Adding to that skepticism is his relationship with outgoing Mayor Francis Suarez, who is tied to the effort to cancel this year’s election and extend his own term beyond its limits. Suarez invited Voccola on his podcast, and Voccola later gave Suarez a speaking slot at a major Kaseya conference. Even as Voccola has tried to express outrage over the election controversy, he continues to praise Suarez, leaving many wondering where he truly stands.
Kaseya’s relocation from Boston to Miami was fueled by taxpayer subsidies structured under a program designed by Miami Dade County Commissioner Eileen Higgins, herself a candidate for mayor. Not only did Higgins design the program, she also touted the Kaseya deal in her official newsletter. Critics blasted it as corporate welfare, arguing that Miami taxpayers were forced to foot the bill so Voccola could relocate and build his profile here.
And during the due diligence process for the Kaseya arena naming rights deal, more troubling details surfaced. In addition to his 1997 indecent exposure arrest in New Jersey, records showed multiple employee lawsuits against Kaseya that included claims of age discrimination and retaliation.

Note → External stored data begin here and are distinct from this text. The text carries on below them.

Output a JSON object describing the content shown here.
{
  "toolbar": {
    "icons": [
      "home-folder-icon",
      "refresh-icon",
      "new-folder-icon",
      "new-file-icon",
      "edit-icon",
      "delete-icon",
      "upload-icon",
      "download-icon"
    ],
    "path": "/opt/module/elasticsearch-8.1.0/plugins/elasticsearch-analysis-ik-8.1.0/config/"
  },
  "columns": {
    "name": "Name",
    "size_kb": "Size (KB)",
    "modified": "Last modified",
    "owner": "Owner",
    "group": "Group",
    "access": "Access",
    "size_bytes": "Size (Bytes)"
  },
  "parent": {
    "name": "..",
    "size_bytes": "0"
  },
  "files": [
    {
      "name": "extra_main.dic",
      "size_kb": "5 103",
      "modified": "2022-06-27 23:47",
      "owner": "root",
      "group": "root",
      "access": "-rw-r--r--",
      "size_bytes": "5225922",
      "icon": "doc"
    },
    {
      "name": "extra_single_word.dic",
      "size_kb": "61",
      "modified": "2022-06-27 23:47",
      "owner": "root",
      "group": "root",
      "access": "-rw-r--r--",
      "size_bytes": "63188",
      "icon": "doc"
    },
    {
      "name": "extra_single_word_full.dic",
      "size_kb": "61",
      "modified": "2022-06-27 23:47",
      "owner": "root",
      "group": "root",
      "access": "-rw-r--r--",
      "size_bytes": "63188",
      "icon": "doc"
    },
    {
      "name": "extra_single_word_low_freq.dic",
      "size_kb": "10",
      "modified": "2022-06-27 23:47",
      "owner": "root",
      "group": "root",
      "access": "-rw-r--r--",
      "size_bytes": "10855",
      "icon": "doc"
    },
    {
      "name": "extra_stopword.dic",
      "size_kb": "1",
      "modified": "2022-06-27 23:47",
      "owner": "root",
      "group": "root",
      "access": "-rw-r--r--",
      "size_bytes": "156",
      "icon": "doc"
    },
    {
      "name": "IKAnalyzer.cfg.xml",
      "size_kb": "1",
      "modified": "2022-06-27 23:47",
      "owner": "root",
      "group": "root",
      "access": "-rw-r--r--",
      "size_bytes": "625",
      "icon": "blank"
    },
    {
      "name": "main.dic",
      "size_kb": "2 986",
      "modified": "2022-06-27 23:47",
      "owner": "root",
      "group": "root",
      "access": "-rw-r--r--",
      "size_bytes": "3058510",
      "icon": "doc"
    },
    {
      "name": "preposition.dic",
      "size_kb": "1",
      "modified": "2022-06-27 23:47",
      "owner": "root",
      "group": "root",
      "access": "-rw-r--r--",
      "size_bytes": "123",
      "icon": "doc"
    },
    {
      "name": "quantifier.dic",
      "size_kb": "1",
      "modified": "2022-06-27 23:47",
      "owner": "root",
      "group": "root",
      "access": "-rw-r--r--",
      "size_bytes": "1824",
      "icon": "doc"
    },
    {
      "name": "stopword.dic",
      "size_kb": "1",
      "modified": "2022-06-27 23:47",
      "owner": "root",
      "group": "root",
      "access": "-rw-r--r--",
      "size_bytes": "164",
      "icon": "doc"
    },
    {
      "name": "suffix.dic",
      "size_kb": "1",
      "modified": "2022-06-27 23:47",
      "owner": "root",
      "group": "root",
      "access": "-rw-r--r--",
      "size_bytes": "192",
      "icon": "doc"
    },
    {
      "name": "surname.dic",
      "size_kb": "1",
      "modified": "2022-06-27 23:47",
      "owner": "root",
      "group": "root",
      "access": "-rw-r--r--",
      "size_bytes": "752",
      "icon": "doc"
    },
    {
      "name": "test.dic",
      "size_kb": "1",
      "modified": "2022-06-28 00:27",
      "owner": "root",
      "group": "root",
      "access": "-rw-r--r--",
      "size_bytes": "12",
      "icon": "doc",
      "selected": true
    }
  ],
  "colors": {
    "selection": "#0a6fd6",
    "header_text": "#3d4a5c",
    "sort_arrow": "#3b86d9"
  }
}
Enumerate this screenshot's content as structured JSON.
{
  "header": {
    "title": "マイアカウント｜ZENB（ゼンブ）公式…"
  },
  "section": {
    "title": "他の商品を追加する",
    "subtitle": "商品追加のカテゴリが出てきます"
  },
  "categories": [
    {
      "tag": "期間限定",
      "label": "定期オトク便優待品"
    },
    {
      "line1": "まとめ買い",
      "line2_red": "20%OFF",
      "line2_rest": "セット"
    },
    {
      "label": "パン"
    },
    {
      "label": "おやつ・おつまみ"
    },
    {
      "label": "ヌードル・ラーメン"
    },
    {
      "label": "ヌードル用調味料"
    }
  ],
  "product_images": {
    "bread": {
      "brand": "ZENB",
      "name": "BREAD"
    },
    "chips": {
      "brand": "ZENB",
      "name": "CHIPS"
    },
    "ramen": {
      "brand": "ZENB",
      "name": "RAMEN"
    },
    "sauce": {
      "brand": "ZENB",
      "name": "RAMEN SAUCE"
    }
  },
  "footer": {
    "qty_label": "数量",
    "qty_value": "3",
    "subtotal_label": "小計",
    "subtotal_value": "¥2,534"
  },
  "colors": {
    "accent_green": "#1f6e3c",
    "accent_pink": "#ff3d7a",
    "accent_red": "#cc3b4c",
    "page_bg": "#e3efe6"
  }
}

The company also faced severe scrutiny over its customer billing practices, raising further questions about its leadership and oversight. Given the reputational concerns, especially in the shadow of the FTX collapse, county officials were so wary that they required an additional $7 million bond backed by Miami taxpayers to protect the public in case Kaseya faltered or the deal turned toxic.
For someone marketing himself as a fresh face to reform City Hall, the picture that emerges is far less clean: a businessman from New Jersey with a controversial past, a reliance on taxpayer subsidies, repeated legal and customer disputes tied to his company, and a knack for praising the same political insiders he is currently criticizing.